In these growth regions, only around two percent of the population has a credit card and seven percent a debit card.
This is a challenge that service providers need to address in order to provide offerings in these regions, especially given that they are accustomed to these being the most common forms of payment in Western regions.
Netflix has been able to set an example for many companies, especially when it comes to financial hurdles. While it has yet to find an approach that works for markets that have low credit card penetration, they have seen success by offering services at different price points in different markets. In the US, a monthly subscription for streaming services costs $7.99 per month.
In contrast, a basic Netflix plan in Japan costs only 650 yen ($5.72) while the same plan in Switzerland costs CHF 14.90 ($14.90). By offering varying pricing depending on the specific market, Netflix is more readily adopted.
Tech companies need to consider this tiered pricing method as they consider expansion into high-growth markets.

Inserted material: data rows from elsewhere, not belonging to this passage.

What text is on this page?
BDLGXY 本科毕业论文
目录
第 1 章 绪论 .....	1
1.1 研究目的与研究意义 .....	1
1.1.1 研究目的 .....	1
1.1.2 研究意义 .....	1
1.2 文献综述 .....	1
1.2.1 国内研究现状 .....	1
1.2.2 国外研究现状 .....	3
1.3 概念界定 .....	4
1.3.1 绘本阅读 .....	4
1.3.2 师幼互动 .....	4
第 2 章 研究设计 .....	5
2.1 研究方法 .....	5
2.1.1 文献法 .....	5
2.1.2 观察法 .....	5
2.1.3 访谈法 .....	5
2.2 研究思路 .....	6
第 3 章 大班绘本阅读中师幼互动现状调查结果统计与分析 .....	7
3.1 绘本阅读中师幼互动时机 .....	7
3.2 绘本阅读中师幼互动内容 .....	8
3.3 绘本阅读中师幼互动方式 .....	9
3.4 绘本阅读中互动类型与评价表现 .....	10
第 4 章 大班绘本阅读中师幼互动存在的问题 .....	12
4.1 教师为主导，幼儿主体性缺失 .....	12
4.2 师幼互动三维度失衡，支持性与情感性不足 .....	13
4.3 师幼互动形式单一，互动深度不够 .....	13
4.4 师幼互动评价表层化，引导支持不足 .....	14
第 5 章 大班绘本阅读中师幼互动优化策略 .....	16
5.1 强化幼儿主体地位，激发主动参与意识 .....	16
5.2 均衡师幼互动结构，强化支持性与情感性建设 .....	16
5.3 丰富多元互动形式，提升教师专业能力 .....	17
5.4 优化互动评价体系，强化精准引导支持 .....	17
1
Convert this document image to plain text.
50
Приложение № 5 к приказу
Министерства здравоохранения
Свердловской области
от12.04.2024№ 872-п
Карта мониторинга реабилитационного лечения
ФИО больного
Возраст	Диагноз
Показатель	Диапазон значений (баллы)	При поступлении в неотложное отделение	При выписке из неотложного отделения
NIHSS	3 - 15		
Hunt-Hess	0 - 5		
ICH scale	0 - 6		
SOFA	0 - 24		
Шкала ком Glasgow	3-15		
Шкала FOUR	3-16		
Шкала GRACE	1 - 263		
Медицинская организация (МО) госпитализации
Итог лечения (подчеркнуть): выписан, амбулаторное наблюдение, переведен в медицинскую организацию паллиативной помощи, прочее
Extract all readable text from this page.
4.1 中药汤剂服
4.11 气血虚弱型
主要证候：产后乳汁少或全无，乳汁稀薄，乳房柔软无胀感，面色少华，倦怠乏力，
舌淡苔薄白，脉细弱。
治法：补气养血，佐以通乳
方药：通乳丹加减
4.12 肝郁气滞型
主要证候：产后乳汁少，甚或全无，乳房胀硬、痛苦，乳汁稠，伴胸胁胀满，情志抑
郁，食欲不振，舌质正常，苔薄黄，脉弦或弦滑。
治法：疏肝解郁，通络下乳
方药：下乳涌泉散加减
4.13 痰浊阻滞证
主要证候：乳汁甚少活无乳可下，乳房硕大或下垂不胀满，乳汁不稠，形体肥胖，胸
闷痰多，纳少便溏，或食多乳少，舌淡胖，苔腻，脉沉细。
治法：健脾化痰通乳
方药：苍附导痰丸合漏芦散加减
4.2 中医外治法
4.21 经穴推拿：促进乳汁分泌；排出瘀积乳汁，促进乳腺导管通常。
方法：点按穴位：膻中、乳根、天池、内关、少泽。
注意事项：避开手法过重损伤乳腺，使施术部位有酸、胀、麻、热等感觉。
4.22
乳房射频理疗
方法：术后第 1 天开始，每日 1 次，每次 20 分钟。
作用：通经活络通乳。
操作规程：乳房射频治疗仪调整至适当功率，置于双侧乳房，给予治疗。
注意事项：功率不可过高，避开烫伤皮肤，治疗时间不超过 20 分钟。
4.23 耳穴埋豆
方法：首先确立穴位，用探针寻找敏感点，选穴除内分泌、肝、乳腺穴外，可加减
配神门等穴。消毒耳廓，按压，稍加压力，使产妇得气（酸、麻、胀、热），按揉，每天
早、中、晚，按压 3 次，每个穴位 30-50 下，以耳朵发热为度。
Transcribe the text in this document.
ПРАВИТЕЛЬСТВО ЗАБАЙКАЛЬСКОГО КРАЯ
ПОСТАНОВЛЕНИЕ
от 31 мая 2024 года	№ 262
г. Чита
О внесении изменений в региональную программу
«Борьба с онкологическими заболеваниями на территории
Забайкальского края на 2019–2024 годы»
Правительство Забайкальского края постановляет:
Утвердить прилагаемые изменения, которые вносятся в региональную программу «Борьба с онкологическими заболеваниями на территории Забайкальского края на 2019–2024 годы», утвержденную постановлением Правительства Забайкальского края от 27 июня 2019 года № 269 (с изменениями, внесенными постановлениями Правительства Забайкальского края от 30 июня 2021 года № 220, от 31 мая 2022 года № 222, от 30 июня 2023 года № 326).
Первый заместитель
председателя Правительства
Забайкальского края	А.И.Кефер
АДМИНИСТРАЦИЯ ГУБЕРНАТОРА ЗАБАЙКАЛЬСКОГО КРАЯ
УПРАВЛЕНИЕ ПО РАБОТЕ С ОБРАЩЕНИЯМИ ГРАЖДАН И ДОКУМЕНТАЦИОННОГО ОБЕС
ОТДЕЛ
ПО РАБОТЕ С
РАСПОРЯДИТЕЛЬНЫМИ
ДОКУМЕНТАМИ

Invest in mobile delivery and form local technology alliances
In terms of technological challenges, mobile is the main form of Internet access for many consumers across the globe but it is important to consider that Wi-Fi is limited in developing markets and data costs are very expensive.
Not only is connection speed much slower, operating at around 10Mbps in Brazil and at around 2.5Mbps in Nigeria, (compared to 30Mbps in the US), but 61 percent of consumers report it to be patchy and unreliable.
Technology is a challenge that Netflix still has to address as it expands globally. As a video streaming service, data usage is extremely high by nature and, in many developing markets, the cost to stream Netflix is higher than the monthly subscription fee.
Knowing this, Netflix established its own content delivery network, Open Connect, to bolster the delivery of videos and help local Internet providers lessen the data burden.
Technology brands need to be on mobile because it is the most accessible medium for consumers in high-growth markets and they should consider teaming up with local network operators in order to best reach consumers.
Tailor content for local markets
It’s not only data heavy content that will struggle with expansion in developing markets.
Content that is not highly localized in regards to context and language will encounter cultural challenges. The 2016 mobile commerce market research study conducted by Upstream and YouGov, shows that 76 percent of consumers in developing markets note the importance of mobile content being offered in their local language.
Netflix has been one of the few major digital brands to understand the importance of providing culturally relevant content, as seen when executives announced plans to release Bollywood content ahead of its launch in India. However, it seems that it has fallen short in making shows from each region available in their respective countries.
It’s reported that US subscribers enjoy around six times as much content compared to viewers in other countries.
In order to seize the digital opportunity in high-growth markets, Netflix and other technology brands will need to extend their efforts in providing localized content that is targeted and culturally relevant to each specific market they enter.
As we examine Netflix’s best practices, it’s vitally important for companies to remain flexible when looking towards high-growth markets.
As with any launch in a new market, there are always new hurdles to overcome. Though they may be more complex with tech offerings in markets that are still developing as far as technology itself is concerned, there are strategies that can help alleviate some of the challenges.
Adjusting pricing, technology, and content to fit the needs of the consumers in each market will help companies find success.
While Netflix hasn’t found perfect solutions to all of these challenges, it has made leaps and bounds to adjust its services to meet the needs of consumers in these markets. Ultimately, when technology brands can understand the behaviors of these new potential consumers, they will find a better chance at success in high-growth markets.